Part 2 of 2 Gardengate – What Residents and Whitehall Needs to Know
So. All interesting stuff innit? Problem being that our analysis of just one internal audit document has raised a number of questions (below), some of which call into question the way in Tower Hamlet Council operates.
A fundamental issue is how it is that most of the events in the audit document took place in 2017, the audit document was not written until October 2020 and this story is only being told in March 2022?
What has been happening with the housing programmes and other capital projects in the last five years? There is zero possibility that the issues exposed only happened in this particular case. None.
The main ramification of this is that Tower Hamlets Council has little to no control of its finances, especially when it comes to the Capital Budget. Which is pretty much everything.
Best value? Nowhere near. Anyway here are the questions we would like answering. What about you?
Mayor’s Executive Decision Number 176
- What was the need for urgency?
- Had this decision been discussed in Cabinet?
- Why are the details of this decision secret?
- Why the difference between the dates that senior officers signed the decision and the Mayor signed?
Deliberately Evading Scrutiny
- Why was this decision circulated to Councillors on a Friday evening and so after the deadline for questions at Council on 22nd November?
- What was being hidden and why?
- Why were none of the issues highlighted in the Internal Audit report* not raised before October 2020 and why was this report not discovered until February 2022 – five years after the events it queries? *Appendix. 1 for Internal Audit and Anti-Fraud Progress Report
- Why did the actual spend on Poplar Harca increase from a budgeted £19m to £53.6m?
- What are the details of the ‘Verbal agreement from the Mayor’ to merge three separate capital budgets into one and rename it?
- What is the name of this merged housing programme?
- What are the details of this verbal agreement to use £60m to purchase properties for Temporary Accommodation and s106 properties?
- Who was the verbal agreement between? The Mayor and senior officers? If so which ones?
- Were notes of this agreement made at the time?
- Was the verbal agreement documented at a later date?
- Please publish this document
- Normal local authority procedure is for all capital programme changes to be reported to Cabinet for approval yet the internal audit reports states that when an internal audit was carried out over a year later (January 2020) the change had still not been reported to Cabinet.
- What was the reason for this delay?
- Has the change now (March 2022) been submitted to Cabinet?
- The internal audit report seems to imply that funding streams for the capital budget changes that the Mayor verbally agreed were not identified? Is this correct?
- How many properties were purchased in total and how many had their insurance status checked after the problems found in the initial spot check?
- Samples tests of the repairs needed for some properties revealed problems. Were tests of other properties made as a result of this?
- The internal audit document says that ‘significant variations were in some cases over 100% of the original order values’. What does ‘order value’ refer to? The purchase price of the property?
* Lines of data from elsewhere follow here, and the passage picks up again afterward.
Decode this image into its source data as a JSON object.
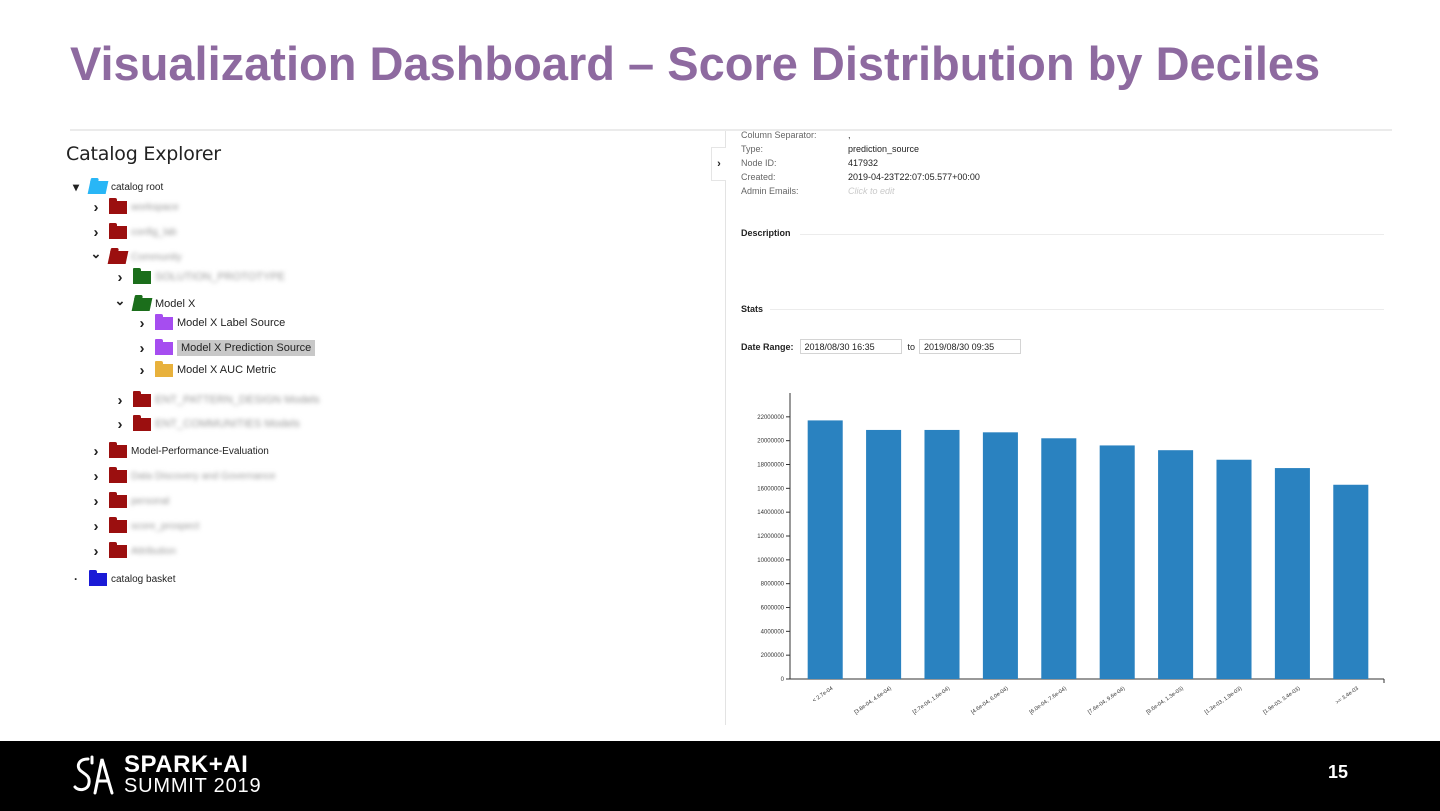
{
  "slide": {
    "title": "Visualization Dashboard – Score Distribution by Deciles",
    "page_number": "15"
  },
  "footer": {
    "logo_line1": "SPARK+AI",
    "logo_line2": "SUMMIT 2019"
  },
  "explorer": {
    "title": "Catalog Explorer",
    "nodes": [
      {
        "label": "catalog root",
        "level": 0,
        "chevron": "down-small",
        "folder_color": "#29b6f6",
        "open": true,
        "blurred": false
      },
      {
        "label": "",
        "level": 1,
        "chevron": "right",
        "folder_color": "#9b0f0f",
        "open": false,
        "blurred": true,
        "blur_text": "workspace"
      },
      {
        "label": "",
        "level": 1,
        "chevron": "right",
        "folder_color": "#9b0f0f",
        "open": false,
        "blurred": true,
        "blur_text": "config_lab"
      },
      {
        "label": "",
        "level": 1,
        "chevron": "down",
        "folder_color": "#9b0f0f",
        "open": true,
        "blurred": true,
        "blur_text": "Community"
      },
      {
        "label": "",
        "level": 2,
        "chevron": "right",
        "folder_color": "#1b6e1b",
        "open": false,
        "blurred": true,
        "blur_text": "SOLUTION_PROTOTYPE"
      },
      {
        "label": "Model X",
        "level": 2,
        "chevron": "down",
        "folder_color": "#1b6e1b",
        "open": true,
        "blurred": false
      },
      {
        "label": "Model X Label Source",
        "level": 3,
        "chevron": "right",
        "folder_color": "#a64df0",
        "open": false,
        "blurred": false
      },
      {
        "label": "Model X Prediction Source",
        "level": 3,
        "chevron": "right",
        "folder_color": "#a64df0",
        "open": false,
        "blurred": false,
        "selected": true
      },
      {
        "label": "Model X AUC Metric",
        "level": 3,
        "chevron": "right",
        "folder_color": "#e8b13c",
        "open": false,
        "blurred": false
      },
      {
        "label": "",
        "level": 2,
        "chevron": "right",
        "folder_color": "#9b0f0f",
        "open": false,
        "blurred": true,
        "blur_text": "ENT_PATTERN_DESIGN Models"
      },
      {
        "label": "",
        "level": 2,
        "chevron": "right",
        "folder_color": "#9b0f0f",
        "open": false,
        "blurred": true,
        "blur_text": "ENT_COMMUNITIES Models"
      },
      {
        "label": "Model-Performance-Evaluation",
        "level": 1,
        "chevron": "right",
        "folder_color": "#9b0f0f",
        "open": false,
        "blurred": false
      },
      {
        "label": "",
        "level": 1,
        "chevron": "right",
        "folder_color": "#9b0f0f",
        "open": false,
        "blurred": true,
        "blur_text": "Data Discovery and Governance"
      },
      {
        "label": "",
        "level": 1,
        "chevron": "right",
        "folder_color": "#9b0f0f",
        "open": false,
        "blurred": true,
        "blur_text": "personal"
      },
      {
        "label": "",
        "level": 1,
        "chevron": "right",
        "folder_color": "#9b0f0f",
        "open": false,
        "blurred": true,
        "blur_text": "score_prospect"
      },
      {
        "label": "",
        "level": 1,
        "chevron": "right",
        "folder_color": "#9b0f0f",
        "open": false,
        "blurred": true,
        "blur_text": "Attribution"
      },
      {
        "label": "catalog basket",
        "level": 0,
        "chevron": "dot",
        "folder_color": "#1a1ad6",
        "open": false,
        "blurred": false
      }
    ]
  },
  "details": {
    "fields": [
      {
        "key": "Column Separator:",
        "value": ","
      },
      {
        "key": "Type:",
        "value": "prediction_source"
      },
      {
        "key": "Node ID:",
        "value": "417932"
      },
      {
        "key": "Created:",
        "value": "2019-04-23T22:07:05.577+00:00"
      },
      {
        "key": "Admin Emails:",
        "value": "Click to edit",
        "placeholder": true
      }
    ],
    "description_heading": "Description",
    "stats_heading": "Stats",
    "date_range_label": "Date Range:",
    "date_from": "2018/08/30 16:35",
    "date_to_label": "to",
    "date_to": "2019/08/30 09:35"
  },
  "chart_data": {
    "type": "bar",
    "color": "#2a82c0",
    "categories": [
      "< 2.7e-04",
      "[3.8e-04, 4.6e-04)",
      "[2.7e-04, 1.6e-04)",
      "[4.6e-04, 6.0e-04)",
      "[6.0e-04, 7.6e-04)",
      "[7.6e-04, 9.6e-04)",
      "[9.6e-04, 1.3e-03)",
      "[1.3e-03, 1.9e-03)",
      "[1.9e-03, 3.4e-03)",
      ">= 3.4e-03"
    ],
    "values": [
      21700000,
      20900000,
      20900000,
      20700000,
      20200000,
      19600000,
      19200000,
      18400000,
      17700000,
      16300000
    ],
    "ylim": [
      0,
      24000000
    ],
    "yticks": [
      0,
      2000000,
      4000000,
      6000000,
      8000000,
      10000000,
      12000000,
      14000000,
      16000000,
      18000000,
      20000000,
      22000000
    ],
    "title": "",
    "xlabel": "",
    "ylabel": "",
    "grid": false,
    "legend": "none"
  }
}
- Please provide details of the misalignment between the financial information held by the Capital Delivery Team and reports to Cabinet by finance.
The Enquirer submitted a Freedom of Information request on the above questions a little while ago.
Hitting the Brick Wall
When elected in 2015 Mayor Biggs made much of how his administration would be open and transparent.
Which, like most of his administrations claims, is complete and utter nonsense.
For some months the Enquirer has been trying to get more details on the original Gardengate story but, just as we were about to publish this story, we were sent a refusal notice to our Freedom of Information 33926406.
To be fair the staff in the Freedom of Information department at Tower Hamlets Council have, as usual, been amazingly helpful with this request and between us we have tried to change the original FOI request so that it provided at least some of the data we need and it would not overload the Council staff.
Unfortunately computer says no.
It has been refused under Section 12 of the relevant act, where the cost of getting the information exceeds the appropriate limit. You can see the refusal below.
This means that what we have now done is submitted another FOI asking for the exact same data but only for one month. Should reduce the costs, shouldn’t it?